When thinking about the act of keying by something I traditionally think of the analogy of throwing all the events that match the key into the same bucket. As you can imagine, when the Flink application starts handling lots of data what you opt to key by starts to become important because you want to make sure you clean up state well. This leads me to my question, how exactly does Flink clean up these "buckets"? If the bucket is empty (all the MapStates and ValueStates are empty) does Flink close that area of the key space and delete the bucket?

Example:

Incoming Data Format: {userId, computerId, amountOfTimeLoggedOn}

Key: UserId/ComputerId

Current Key Space:

  • Alice, Computer 10: Has 2 events in it. Both events are stored in state.
  • Bob, Computer 11: Has no events in it. Nothing is stored in state.

Will Flink come and remove Bob, Computer 11 from the Key Space eventually or does it just live on forever because at one point it had an event in it?


Solution

  • Flink does not store any data for state keys which do not have any user value associated with them, at least in the existing state backends: Heap (in memory) or RocksDB.

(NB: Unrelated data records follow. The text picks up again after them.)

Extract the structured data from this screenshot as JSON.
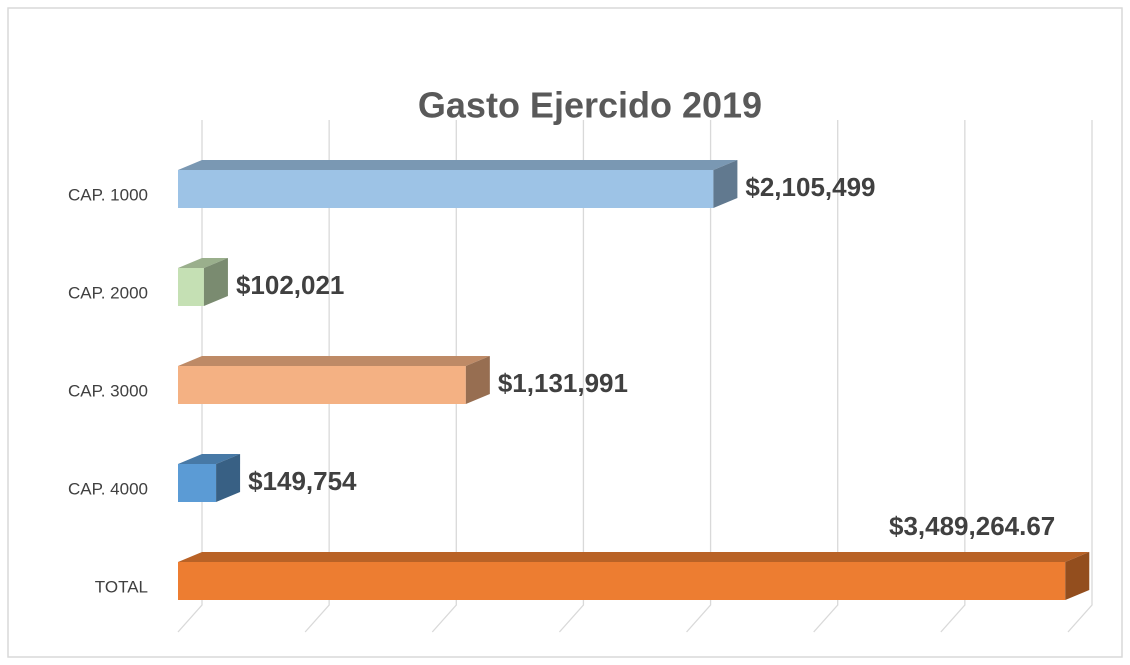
{
  "chart_data": {
    "type": "bar3d-horizontal",
    "title": "Gasto Ejercido 2019",
    "categories": [
      "CAP. 1000",
      "CAP. 2000",
      "CAP. 3000",
      "CAP. 4000",
      "TOTAL"
    ],
    "values": [
      2105499,
      102021,
      1131991,
      149754,
      3489264.67
    ],
    "value_labels": [
      "$2,105,499",
      "$102,021",
      "$1,131,991",
      "$149,754",
      "$3,489,264.67"
    ],
    "colors": [
      "#9dc3e6",
      "#c5e0b4",
      "#f4b183",
      "#5b9bd5",
      "#ed7d31"
    ],
    "xlim": [
      0,
      3500000
    ],
    "xticks": [
      0,
      500000,
      1000000,
      1500000,
      2000000,
      2500000,
      3000000,
      3500000
    ],
    "grid": true
  }
}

    The Key Space is virtual in Flink, Flink does not make any assumptions about which concrete keys can potentially exist. There are no any pre-allocated buckets per key or subset of keys. Only once user application writes some value for some key, it occupies storage.

    The general idea is that all records with the same key are processed on the same machine (somewhat like being in the same bucket as you say). The local state for a certain key is also always kept on the same machine (if stored at all). This is not related to checkpoints though.

    For your example, if some value was written for [Bob, Computer 11] at some point of time and then subsequently removed, Flink will remove it completely with the key.